Welcome to the Second Life Forums Archive

These forums are CLOSED. Please visit the new forums HERE

Parse String Function

Aakanaar LaSalle
Registered User
Join date: 1 Sep 2006
Posts: 132
10-27-2006 19:43
Hi, I'm working on a project, where I will be reading lines from a notecard.

The script will get a random line, which I then need to parse into a list. Now, most of the elements in the lines I will have will be seperated by a single char, more than likely the asterisk '*'.

However there may be times when I want to use the asterisk inside an element and thus use a different character to seperate the elements.

For this reason I created the following function, which will take the first character of the line and use it to seperate the rest of the line.
CODE

list ufParseString (string strSource)
{
string strSeperator = llGetSubString(strSource, 0, 0);
strSource = llDeleteSubString(strSource, 0, 0);

return llParseString2List(strSource, [strSeperator], []);
}


Now, this works fine for me. But I got to thinking, "this is a usefull function. why not make it available for everyone?". The only problem is some people may want to use more than one character to seperate their elements.

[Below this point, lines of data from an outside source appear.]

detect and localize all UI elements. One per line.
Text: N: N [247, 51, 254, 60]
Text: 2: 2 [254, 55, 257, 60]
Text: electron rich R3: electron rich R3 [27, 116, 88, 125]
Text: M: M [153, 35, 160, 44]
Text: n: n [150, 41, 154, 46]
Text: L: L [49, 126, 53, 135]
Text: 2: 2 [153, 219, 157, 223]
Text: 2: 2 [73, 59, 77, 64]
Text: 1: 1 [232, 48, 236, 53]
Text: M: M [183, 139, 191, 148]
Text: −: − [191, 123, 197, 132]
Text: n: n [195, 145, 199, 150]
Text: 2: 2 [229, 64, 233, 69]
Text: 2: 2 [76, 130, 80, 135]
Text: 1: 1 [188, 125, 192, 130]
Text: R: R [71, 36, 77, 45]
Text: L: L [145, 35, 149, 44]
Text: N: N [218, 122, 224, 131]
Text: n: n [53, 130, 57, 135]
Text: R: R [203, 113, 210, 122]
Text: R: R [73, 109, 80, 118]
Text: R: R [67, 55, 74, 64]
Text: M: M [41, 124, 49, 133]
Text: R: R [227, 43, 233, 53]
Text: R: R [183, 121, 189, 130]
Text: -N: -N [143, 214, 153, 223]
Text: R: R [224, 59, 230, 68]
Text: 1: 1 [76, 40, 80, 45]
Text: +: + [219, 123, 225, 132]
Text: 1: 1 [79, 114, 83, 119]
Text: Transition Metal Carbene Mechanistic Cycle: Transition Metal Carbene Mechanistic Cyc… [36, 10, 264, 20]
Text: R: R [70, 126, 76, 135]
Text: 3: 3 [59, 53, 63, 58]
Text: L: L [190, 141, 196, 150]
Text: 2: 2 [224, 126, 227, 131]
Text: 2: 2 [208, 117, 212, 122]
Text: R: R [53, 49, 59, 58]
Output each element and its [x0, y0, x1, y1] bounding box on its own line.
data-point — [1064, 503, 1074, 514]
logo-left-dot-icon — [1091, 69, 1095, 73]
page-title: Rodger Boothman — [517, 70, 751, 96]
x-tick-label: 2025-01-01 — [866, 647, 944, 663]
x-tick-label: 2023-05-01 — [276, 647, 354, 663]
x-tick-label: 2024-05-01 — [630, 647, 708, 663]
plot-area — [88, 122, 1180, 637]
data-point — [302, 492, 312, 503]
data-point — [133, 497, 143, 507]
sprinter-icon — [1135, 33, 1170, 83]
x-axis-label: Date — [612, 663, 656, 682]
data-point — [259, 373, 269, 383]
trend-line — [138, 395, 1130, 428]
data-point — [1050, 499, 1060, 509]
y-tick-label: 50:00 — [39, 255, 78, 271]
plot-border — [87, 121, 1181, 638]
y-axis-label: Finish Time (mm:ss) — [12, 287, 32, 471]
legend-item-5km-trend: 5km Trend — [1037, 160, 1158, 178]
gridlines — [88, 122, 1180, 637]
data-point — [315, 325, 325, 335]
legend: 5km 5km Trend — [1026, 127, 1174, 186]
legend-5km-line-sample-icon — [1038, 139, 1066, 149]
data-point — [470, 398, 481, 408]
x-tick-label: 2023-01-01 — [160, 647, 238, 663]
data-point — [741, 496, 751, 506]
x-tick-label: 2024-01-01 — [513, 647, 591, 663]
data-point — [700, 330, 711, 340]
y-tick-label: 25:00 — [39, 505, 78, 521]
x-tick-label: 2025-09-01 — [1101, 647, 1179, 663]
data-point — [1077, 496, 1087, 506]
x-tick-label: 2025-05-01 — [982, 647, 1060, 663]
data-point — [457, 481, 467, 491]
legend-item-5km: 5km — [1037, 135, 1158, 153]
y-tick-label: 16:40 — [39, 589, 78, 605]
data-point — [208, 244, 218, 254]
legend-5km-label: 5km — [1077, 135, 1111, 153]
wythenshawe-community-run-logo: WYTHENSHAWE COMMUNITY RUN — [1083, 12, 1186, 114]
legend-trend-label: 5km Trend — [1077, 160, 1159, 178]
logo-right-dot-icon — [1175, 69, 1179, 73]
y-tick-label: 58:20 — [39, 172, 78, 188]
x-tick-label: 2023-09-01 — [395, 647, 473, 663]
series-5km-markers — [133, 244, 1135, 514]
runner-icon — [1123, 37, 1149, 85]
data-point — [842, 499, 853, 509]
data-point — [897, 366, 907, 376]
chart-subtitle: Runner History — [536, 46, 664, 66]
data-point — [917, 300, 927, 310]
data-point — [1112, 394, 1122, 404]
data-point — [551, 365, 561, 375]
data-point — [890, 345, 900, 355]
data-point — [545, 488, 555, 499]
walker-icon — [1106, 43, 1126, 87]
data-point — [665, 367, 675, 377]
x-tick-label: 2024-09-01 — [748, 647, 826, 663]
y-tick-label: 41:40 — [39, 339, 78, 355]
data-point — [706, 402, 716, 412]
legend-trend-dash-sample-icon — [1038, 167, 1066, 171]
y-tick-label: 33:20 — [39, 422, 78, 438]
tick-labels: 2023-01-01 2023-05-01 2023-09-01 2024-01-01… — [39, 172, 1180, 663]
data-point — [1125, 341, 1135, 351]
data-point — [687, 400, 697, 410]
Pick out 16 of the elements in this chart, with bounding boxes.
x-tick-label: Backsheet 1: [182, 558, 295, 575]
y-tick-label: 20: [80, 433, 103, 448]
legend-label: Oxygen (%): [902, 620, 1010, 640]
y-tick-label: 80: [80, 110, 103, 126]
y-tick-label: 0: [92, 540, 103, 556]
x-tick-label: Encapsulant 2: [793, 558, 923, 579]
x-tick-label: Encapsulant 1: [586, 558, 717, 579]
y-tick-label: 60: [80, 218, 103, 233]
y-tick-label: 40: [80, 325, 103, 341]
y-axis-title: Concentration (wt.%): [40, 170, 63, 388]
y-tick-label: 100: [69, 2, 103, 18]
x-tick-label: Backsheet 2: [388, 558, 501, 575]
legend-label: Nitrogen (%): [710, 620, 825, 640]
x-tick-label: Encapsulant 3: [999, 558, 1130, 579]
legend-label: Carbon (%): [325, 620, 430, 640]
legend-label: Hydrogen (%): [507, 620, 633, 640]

So I decided to remake it so that if the first character is a number (0-9) it would discard it and use the next set of characters as the seperator. The number of characters would be indicated by that first number. And here is what I have:
CODE

list ufParseString (string strSource)
{
string strSeperator = llGetSubString(strSource, 0, 0);

if (llSubStringIndex("0123456789", strSeperator) != -1)
{
strSeperator = llGetSubString(strSource, 1, (integer)strSeperator);
strSource = llDeleteSubString(strSource, 0, (integer)strSeperator);
return llParseString2List(strSource, [strSeperator], []);
}

strSource = llDeleteSubString(strSource, 0, 0);
return llParseString2List(strSource, [strSeperator], []);
}


It's not the best idea, I am sure, but it's what I came up with. But then I thought about Quotation marks. What if someone wanted to surround the elements with quotations. What about adding this to it?
CODE

if (strSeperator == "\"")
{
list lstSeperator = ["\"\"", "\" \"", "\",\"", "\", \"", "\" ,\"", "\" , \""];
}


Now it's getting confusing.

So, here is my question, I'll use the first one for what I want. Does the other sound like something people might want made available?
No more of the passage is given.